Just to dig deeper, is this because BloomFilter is part of Meta, and Meta
block always cached no matter what?
Or it is because the BloomFilter is in the upper level of the searchTree in
the code path I pasted? I guess that code path is actually for data block,
not meta block?
// Call HFile's caching block reader API. We always cache index
// blocks, otherwise we might get terrible performance.

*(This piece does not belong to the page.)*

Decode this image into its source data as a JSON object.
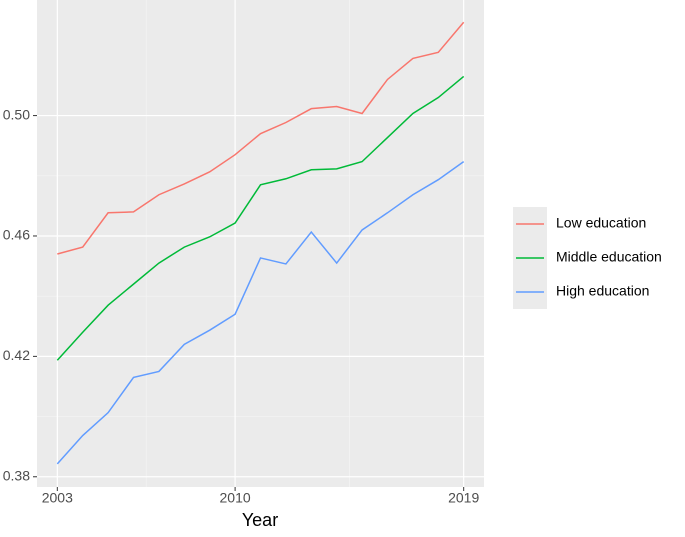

boolean shouldCache = cacheBlocks || (lookupLevel <
searchTreeLevel);
BlockType expectedBlockType;
if (lookupLevel < searchTreeLevel - 1) {
expectedBlockType = BlockType.INTERMEDIATE_INDEX;
} else if (lookupLevel == searchTreeLevel - 1) {
expectedBlockType = BlockType.LEAF_INDEX;
} else {
// this also accounts for ENCODED_DATA
expectedBlockType = BlockType.DATA;
}
On Wed, Apr 16, 2014 at 4:59 PM, Ted Yu <[email protected]> wrote:
> bq. it is always cached on read even when per-family/per-query cacheBlocks
> is turned off.
>
> True.
>
>
> On Wed, Apr 16, 2014 at 4:41 PM, Tianying Chang <[email protected]> wrote:
>
> > Hi,
> >
> > We have a use case where some data are mostly random read, so it polluted
> > cache and caused big GC. It is better to turn off the block cache for
> those
> > data. So we are going to call setCacheBlocks(false) for those get(). We
> > know that the index will be still cached based on below code path, so we
> > are safe there. But it is not clear if BloomFilter belong to the level <
> > searchTreeLevel, and also get cached also.
> >
> > // Call HFile's caching block reader API. We always cache index
> > // blocks, otherwise we might get terrible performance.
> > boolean shouldCache = cacheBlocks || (lookupLevel <
> > searchTreeLevel);
> > BlockType expectedBlockType;
> > if (lookupLevel < searchTreeLevel - 1) {
> > expectedBlockType = BlockType.INTERMEDIATE_INDEX;
> > } else if (lookupLevel == searchTreeLevel - 1) {
> > expectedBlockType = BlockType.LEAF_INDEX;
> > } else {
> > // this also accounts for ENCODED_DATA
> > expectedBlockType = BlockType.DATA;
> > }
> >
> > Or I think because BloomFilter is part of Meta data, so it is always
> cached
> > on read even when per-family/per-query cacheBlocks is turned off. Am I
> > right?
> >
> > Thanks
> > Tian-Ying
> >
>